Thursday, April 05, 2007

Maundy Thursday, Shire Thursday

~from Fisheaters

This day, Maundy Thursday (also "Holy Thursday" or "Shire Thursday"1) commemorates Christ's Last Supper and the initiation of the Eucharist. Its name of "Maundy" comes from the Latin word mandatum, meaning "command." This stems from Christ's words in John 13:34, "A new commandment I give unto you." It is the first of the three days known as the "Triduum," and after the Vigil tonight, and until the Vigil of Easter, a more profoundly somber attitude prevails (most especially during the hours between Noon and 3:00 PM on Good Friday). Raucous amusements should be set aside...

...Some Customs

As to customs, many families have a practice of visiting the tabernacles of three or seven nearby churches after the Mass on this day as a sort of "mini-pilgrimage" (any nearby Catholic churches will do). Some families visit the churches directly after the evening Mass; others go home and wake up in the middle of the night to make the visits (though since churches are rarely open all night these days, this would be hard to do). The spirit of the visits to the churches is keeping vigil in the Garden of Gethsemani while Jesus prayed before His arrest. Matthew 26:36 "Then Jesus came with them into a country place which is called Gethsemani; and he said to his disciples: Sit you here, till I go yonder and pray."

In Germany, Maundy Thursday is known as "Green Thursday" (Grundonnerstag), and the traditional foods are green vegetables and green salad, especially a spinach salad. In Latin countries, Jordan almonds ("confetti") are eaten today and also throughout Eastertide.

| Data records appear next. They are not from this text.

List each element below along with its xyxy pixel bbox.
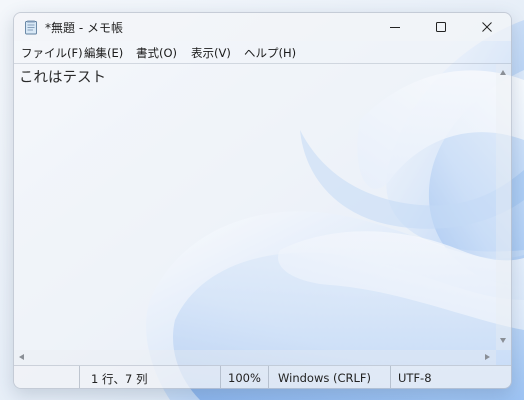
minimize-icon xyxy=(390,27,400,28)
scrollbar-corner xyxy=(496,350,511,365)
title-bar[interactable]: *無題 - メモ帳 xyxy=(14,13,511,41)
menu-file[interactable]: ファイル(F) xyxy=(21,45,83,61)
close-icon xyxy=(482,22,492,32)
menu-view[interactable]: 表示(V) xyxy=(191,45,231,61)
status-bar: 1 行、7 列 100% Windows (CRLF) UTF-8 xyxy=(14,365,511,388)
maximize-icon xyxy=(436,22,446,32)
menu-edit[interactable]: 編集(E) xyxy=(84,45,123,61)
line-ending: Windows (CRLF) xyxy=(278,371,372,385)
scroll-right-icon[interactable] xyxy=(485,354,490,360)
minimize-button[interactable] xyxy=(372,13,418,41)
maximize-button[interactable] xyxy=(418,13,464,41)
zoom-level: 100% xyxy=(228,371,261,385)
status-divider xyxy=(268,366,269,388)
window-title: *無題 - メモ帳 xyxy=(45,21,123,35)
scroll-up-icon[interactable] xyxy=(500,70,506,75)
editor-content[interactable]: これはテスト xyxy=(19,66,106,87)
cursor-position: 1 行、7 列 xyxy=(91,372,148,386)
status-divider xyxy=(390,366,391,388)
scroll-down-icon[interactable] xyxy=(500,338,506,343)
close-button[interactable] xyxy=(464,13,510,41)
notepad-icon xyxy=(25,20,37,35)
menu-format[interactable]: 書式(O) xyxy=(136,45,177,61)
horizontal-scrollbar[interactable] xyxy=(14,350,496,365)
text-editor[interactable]: これはテスト xyxy=(14,64,496,350)
status-divider xyxy=(220,366,221,388)
scroll-left-icon[interactable] xyxy=(19,354,24,360)
menu-bar: ファイル(F) 編集(E) 書式(O) 表示(V) ヘルプ(H) xyxy=(14,41,511,64)
status-divider xyxy=(79,366,80,388)
menu-help[interactable]: ヘルプ(H) xyxy=(244,45,296,61)
encoding: UTF-8 xyxy=(398,371,432,385)
vertical-scrollbar[interactable] xyxy=(496,64,511,350)
notepad-window: *無題 - メモ帳 ファイル(F) 編集(E) 書式(O) 表示(V) ヘルプ(… xyxy=(13,12,512,389)
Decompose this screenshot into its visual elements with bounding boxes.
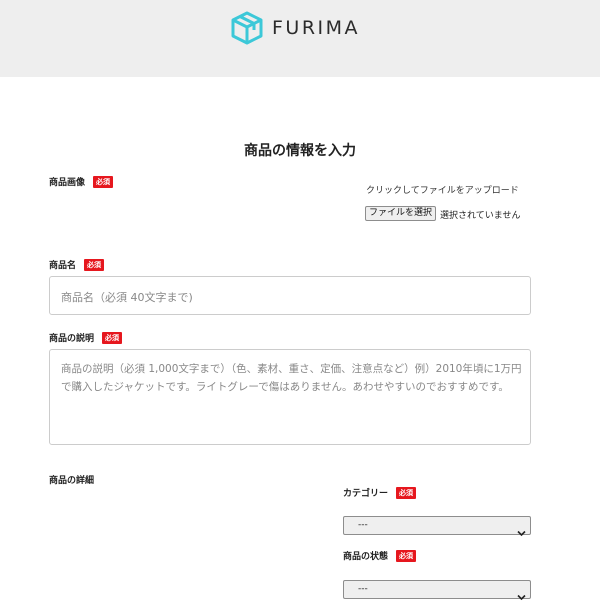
name-label-row: 商品名 必須 [49,258,105,271]
product-name-placeholder: 商品名（必須 40文字まで) [61,291,193,304]
name-label: 商品名 [49,261,77,271]
image-label-row: 商品画像 必須 [49,175,114,188]
choose-file-button[interactable]: ファイルを選択 [365,206,436,221]
condition-label: 商品の状態 [343,552,389,562]
required-badge: 必須 [396,486,417,499]
details-heading-row: 商品の詳細 [49,473,94,486]
logo[interactable]: FURIMA [230,10,360,46]
product-name-input[interactable]: 商品名（必須 40文字まで) [49,276,531,315]
product-description-placeholder: 商品の説明（必須 1,000文字まで）（色、素材、重さ、定価、注意点など）例）2… [61,363,522,393]
condition-label-row: 商品の状態 必須 [343,549,417,562]
condition-select[interactable]: --- [343,580,531,601]
site-header: FURIMA [0,0,600,77]
chevron-down-icon [517,522,526,541]
description-label-row: 商品の説明 必須 [49,331,123,344]
category-label-row: カテゴリー 必須 [343,486,417,499]
required-badge: 必須 [102,331,123,344]
details-heading: 商品の詳細 [49,476,95,486]
image-label: 商品画像 [49,178,86,188]
condition-select-value: --- [358,584,368,594]
box-icon [230,11,264,45]
upload-hint[interactable]: クリックしてファイルをアップロード [366,183,519,196]
product-description-textarea[interactable]: 商品の説明（必須 1,000文字まで）（色、素材、重さ、定価、注意点など）例）2… [49,349,531,445]
category-select-value: --- [358,520,368,530]
required-badge: 必須 [396,549,417,562]
page-title: 商品の情報を入力 [244,143,356,159]
required-badge: 必須 [93,175,114,188]
file-status: 選択されていません [440,211,521,221]
category-label: カテゴリー [343,489,389,499]
required-badge: 必須 [84,258,105,271]
chevron-down-icon [517,586,526,605]
logo-text: FURIMA [272,17,361,39]
description-label: 商品の説明 [49,334,95,344]
category-select[interactable]: --- [343,516,531,537]
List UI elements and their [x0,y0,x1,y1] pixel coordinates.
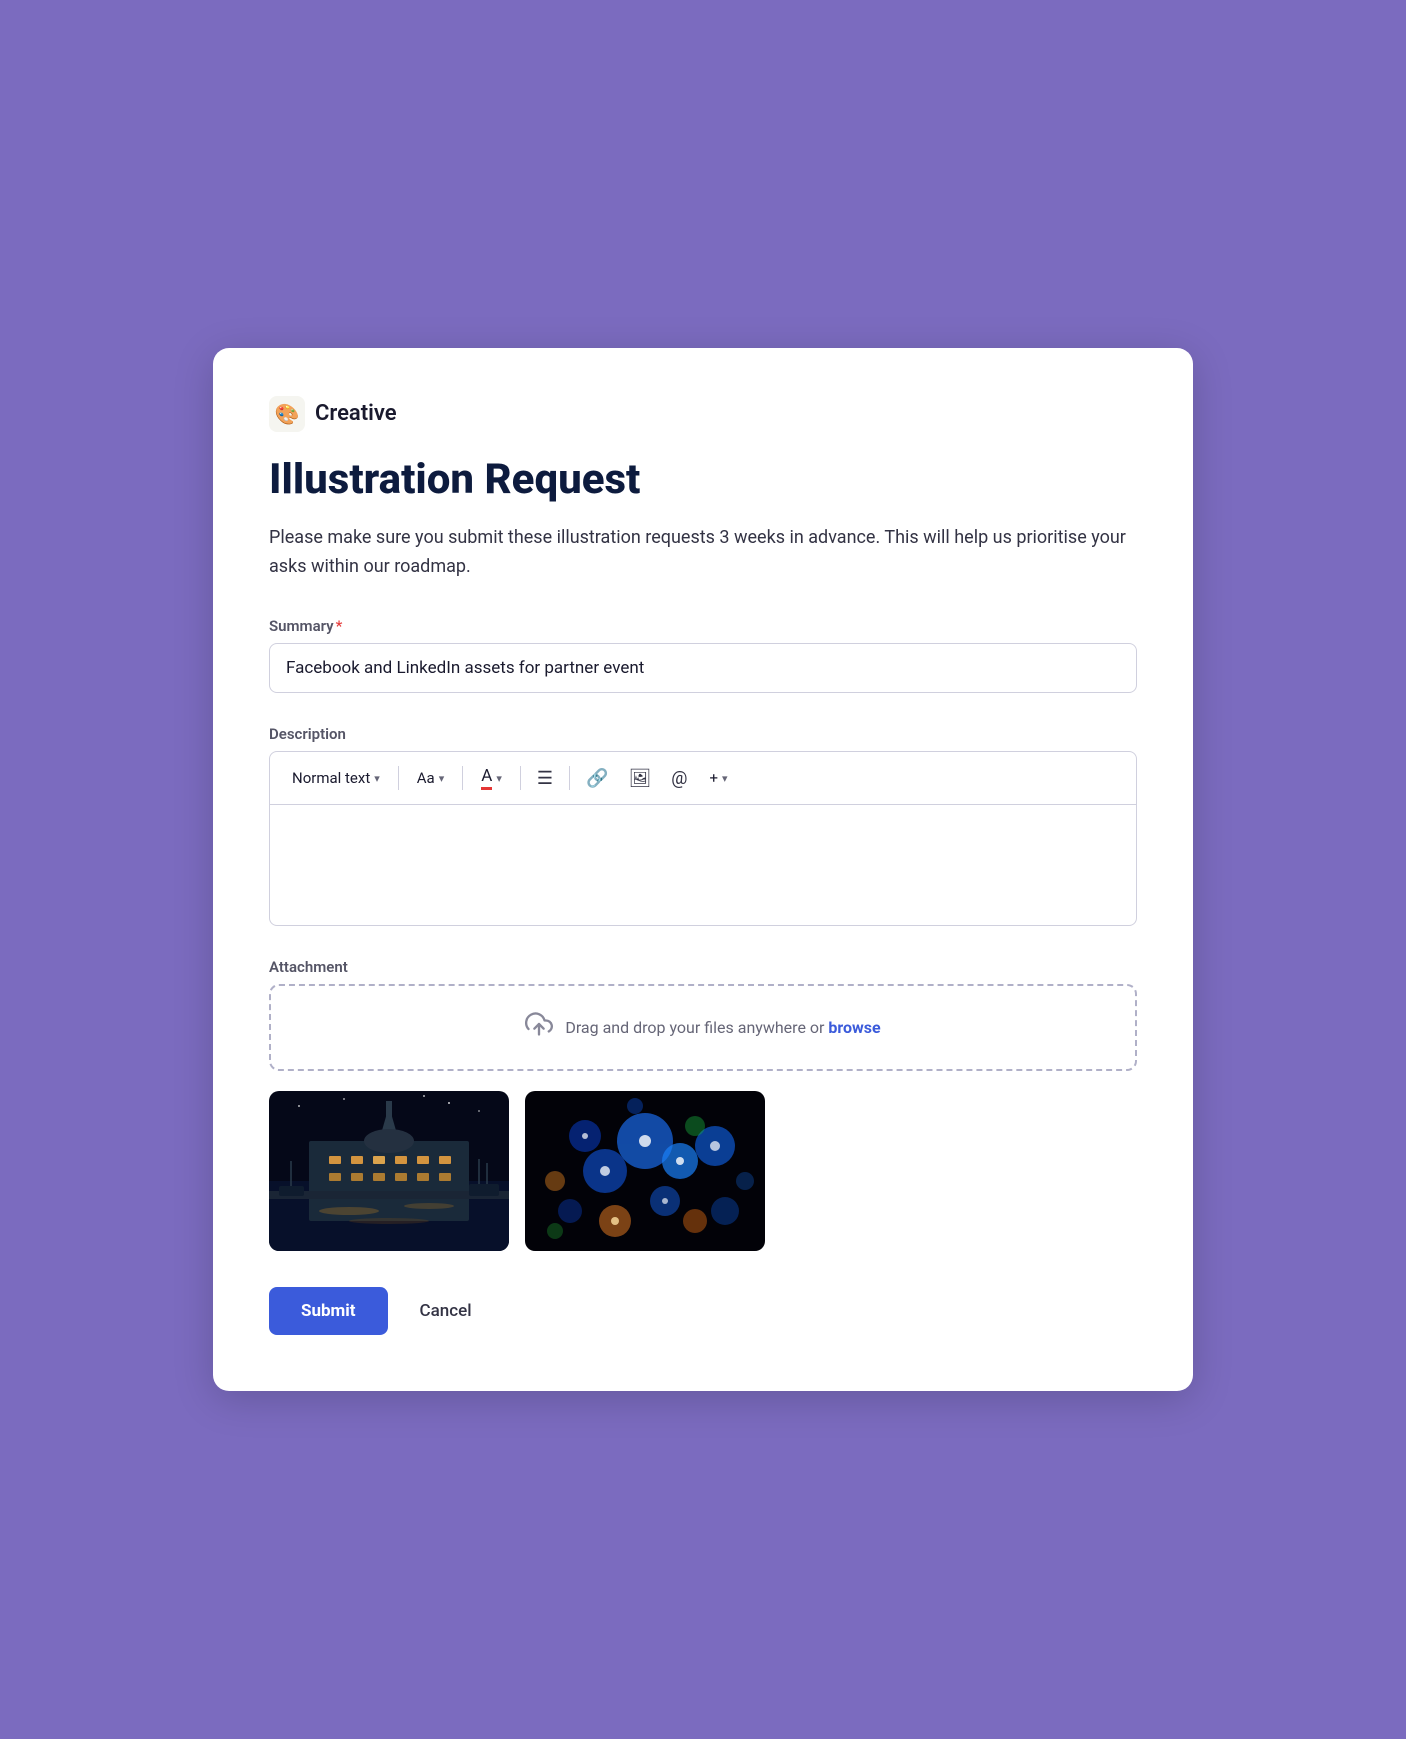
preview-image-bokeh [525,1091,765,1251]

Back when Kings and Queens of England were Catholic, they, too, would wash the feet of 12 subjects, seeing the footwashing rite also as an example of service and humility. They would also give money to the poor on this day, a practice is said to have begun with St. Augustine of Canterbury in A.D. 597, and performed by Kings since Edward II. Now the footwashing isn't done (it was given up in the 18th c.), but a special coin called "Maundy Money" is minted and given to the selected elderly of a representative town.

On this day, one may gain a plenary indulgence, under the usual conditions, by reciting the Tantum Ergo (Down in Adoration Falling).

The name "Shire Thursday" is explained in "Festival" printed by Wynkyn de Worde in 1511: "Yf a man aske why Shere Thursday is called so, ye may saye that in Holy Churche it is called (Cena Domini) our Lordes Souper daye; for that day he souped with this Discyples openly; and after souper he gave them his flesshe and his blode to ete and drynke. It is also in Englysshe called Sher Thursdaye, for in olde faders dayes the people wold that daye sher there heedes, and clyppe theyr berdes, and poll theyr heedes, and so make them honest ayenst Ester Day."